The Coast News Group
Macy Gray is performing at the Belly Up Tavern in Solana Beach Sept. 17. Courtesy photo
Macy Gray is performing at the Belly Up Tavern in Solana Beach Sept. 17. Courtesy photo
ArtsRancho Santa Fe

Macy Gray is back in control

In 2012, Macy Gray went on tour as a vocalist for jazz saxophonist and former World Saxophone Quartet member David Murray and his big band.

It became an eye-opening experience that she feels is having an impact on the show she will deliver this fall as she tours behind her soon-to-be-released new album, “The Way.”

“I think the main thing is it kind of turned me on to a certain caliber of musicians. Jazz musicians are kind of a whole other planet of musicians’ skill,” Gray said, as she looked back on the tour with Murray in an early September phone interview. “It just raised the bar for me as far as the musicians that I wanted to be around, and just the level of excellence on stage, to be really not only entertaining, but just to be really, really good at what you do.”

In a larger sense, Gray seems to have gained better control of her career, her music — and her life — as she prepares to release “The Way.”

In fact, “The Way” finds Gray sounding much like the artist wowed the public on her 1999 debut album, “How Life Is,” drawing on influences that include hip-hop, rock, R&B, jazz and soul to create a gritty, grooving, highly intoxicating sound that smartly blurs the lines between urban and rock genres.

Gray thinks there’s a particular reason why she was able to be especially true to herself on the new album.

“I didn’t have a lot of people in my ear telling me what I should do and what I shouldn’t do and what I should try this time and I needed to change things up,” she said in her famous raspy voice. “So that was the difference. I wasn’t attached to a label when I started this record, so that was a different freedom and no kind of like suggestions or advice. It was just me who I was in the studio with, and we got to do whatever we wanted.”

As Gray suggests, her career had gone off track since the early years.

It began emphatically, of course, with “How Life Is.” Fueled by the smash hit single “I Try,” the debut went triple platinum with sales of more than three million copies in the United States alone. It was quite a whirlwind period for Gray, who also gained a reputation during this time for her unpredictable behavior and diva-ish ways. A mother of three teen-agers, she seems more settled now, but said she relished her success.

“It was crazy, Gray said. “Mostly I just had all of this money all of a sudden and I just wanted to go spend it. I got to meet people I never dreamed I’d meet, and getting into parties that I always saw on

TV. And I got to see the world. It’s different when you’re younger.
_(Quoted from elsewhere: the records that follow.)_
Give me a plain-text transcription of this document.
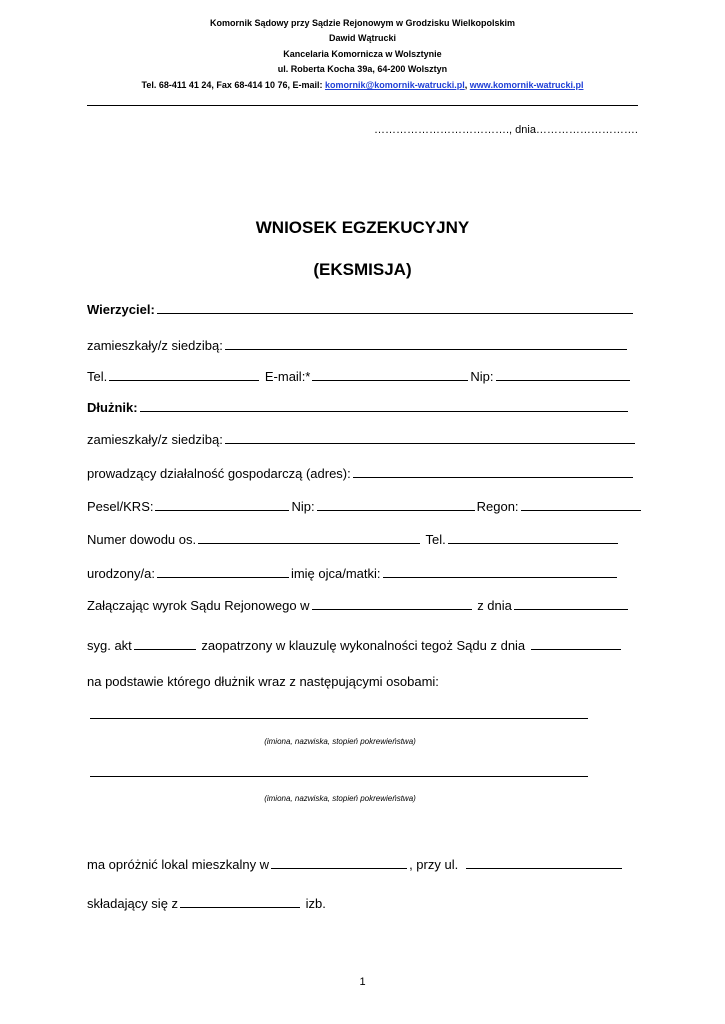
Komornik Sądowy przy Sądzie Rejonowym w Grodzisku Wielkopolskim
Dawid Wątrucki
Kancelaria Komornicza w Wolsztynie
ul. Roberta Kocha 39a, 64-200 Wolsztyn
Tel. 68-411 41 24, Fax 68-414 10 76, E-mail: komornik@komornik-watrucki.pl, www.komornik-watrucki.pl
………………………………., dnia……………………….
WNIOSEK EGZEKUCYJNY
(EKSMISJA)
Wierzyciel:
zamieszkały/z siedzibą:
Tel.	E-mail:*	Nip:
Dłużnik:
zamieszkały/z siedzibą:
prowadzący działalność gospodarczą (adres):
Pesel/KRS:	Nip:	Regon:
Numer dowodu os.	Tel.
urodzony/a:	imię ojca/matki:
Załączając wyrok Sądu Rejonowego w	z dnia
syg. akt	zaopatrzony w klauzulę wykonalności tegoż Sądu z dnia
na podstawie którego dłużnik wraz z następującymi osobami:
(imiona, nazwiska, stopień pokrewieństwa)
(imiona, nazwiska, stopień pokrewieństwa)
ma opróżnić lokal mieszkalny w	, przy ul.
składający się z	izb.
1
Like if it happened to me now, I’d have a whole different answer for you. But back then, I was so excited that I had all of that money and all of this stuff. I could buy, clothes and shoes and like sending my parents money. I just really had a lot of fun, ridiculous fun. I rode on a jet for the first time in my life, stuff like that. I had diamonds for the first time ever. So I was just really caught up in going shopping and going to parties.

“Oh yeah, I had a ball,” she concluded.

But the salad days didn’t last that long. The albums that followed —

2001’s “The Id,” 2003’s “The Trouble with Being Myself,” 2007’s “Big,”

2010’s “The Sellout” and 2011’s collection of cover tunes, “Covered” — received mixed reviews, indifferent sales and left many seeing Gray as an artist who never fulfilled her initial promise.

Whether with “The Way” Gray can recover the momentum that once seemed to have her on course to be a top-drawer R&B/pop star remains to be seen. But she seems to have found her musical mojo on the album.

“Bang Bang” — the song Gray said gave her a direction for the album — is a highlight. With its stinging guitar and funky beat, it’s a sassy, catchy treat. But there are other strong moments, too. “I Miss The Sex” percolates nicely under its electronic-laced jazzy, soul sound.

“Hands” is a bright, grooving bit of R&B flavored pop, while “King of the Big Hurt” is a lovely soul-flavored song that mixes silkiness with just the right amount of grit.

Gray is starting a tour to promote “The Way” and said she is keeping things real with her show.

“It’s pretty raw and it’s like old school, so it’s just me, bass, guitar, drums and keyboards,” Gray said. “You’re going to hear everything. There are no machines. It’s just us, and we’re playing the new album, of course, but we also have songs from all of the old ones, all six albums. And it’s about an hour and 45 minutes. It’s pretty sexy. It’s pretty awesome. My band is incredible and it’s a good show. It’s proper entertainment.”